Jan Ellison, A Small Indiscretion – Fiction
Nineteen-year-old Annie Black deserts her childhood home in Los Angeles for the promise of liberation and abandon in London. Twenty years later, she is a San Francisco lighting designer and a happily married mother of three who has put her libertine past behind her. Then one June morning, a photograph arrives in her mailbox—a black and white image of an unlikely foursome, “innocent enough to anyone unacquainted with its history, its treacherous biological imperatives, its call for reparations left unpaid.” The photograph awakens old longings, and poses new questions that threaten Annie’s marriage and send her on a return journey to London, seeking answers. Past and present disastrously collide, setting in motion the spectacular unraveling of Annie’s life back home. Now she must come to terms with her own indiscretions, untangle the mysteries of her past, and fight to recover everything she holds dear—her career, her marriage, and her college-aged son, Robbie, whose promising future has been violently interrupted. A Small Indiscretion is a gripping debut novel about the power of obsession, the stranglehold of the past, and one woman’s reckoning with her own fateful mistakes.

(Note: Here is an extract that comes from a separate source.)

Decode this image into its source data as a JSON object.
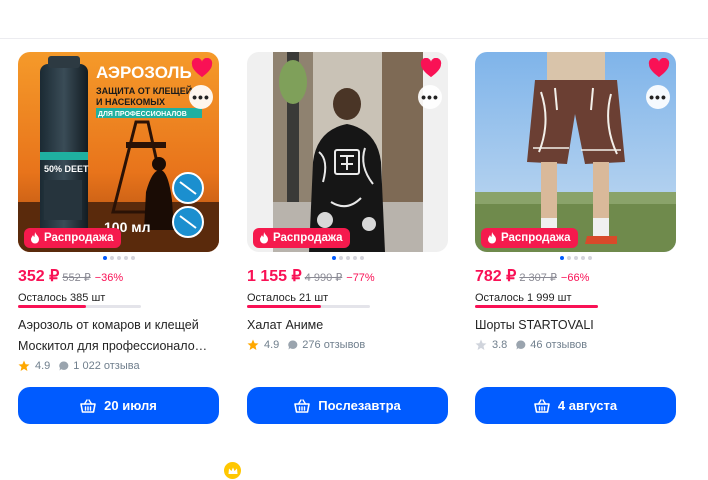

Jan Ellison is a graduate of Stanford University and San Francisco State University’s MFA Program. She has published award-winning short fiction, and was the recipient of a 2007 O. Henry Prize for her first story to appear in print. Her work has also been shortlisted for Best American Short Stories and the Pushcart Prize. She lives in Northern California with her husband and their four children. A Small Indiscretion is her first book.
Saturday, Feb. 28, 4:00 p.m.
Clyde Curley, A Cup of Hemlock – Mystery, Local Author
A beloved high school teacher has been murdered in his classroom. Portland Police Bureau Detectives Matthew Toussaint and Missy Owens work to discover who among the suspects pulled the trigger—the distressed student, the angry parent, the hostile fellow teacher, or the vindictive principal. The detectives delve into school politics in search of the truth, exposing simmering resentments and rancor.
Clyde Curley enjoyed a long career as a high school teacher in Oregon. Over the years, he has also pursued an avocation as a folk musician focusing on traditional fiddle music. In this role he has appeared at many dance halls, music camps and festivals, including as a workshop leader at the recent Bellingham Folk Festival. A Cup of Hemlock is his second novel in the Detective Toussaint mystery series. The first, Raggedy Man, won multiple awards and recognition, including Chanticleer Book Reviews’ Grand Prize for mysteries and thrillers. He lives with his wife in Bellingham.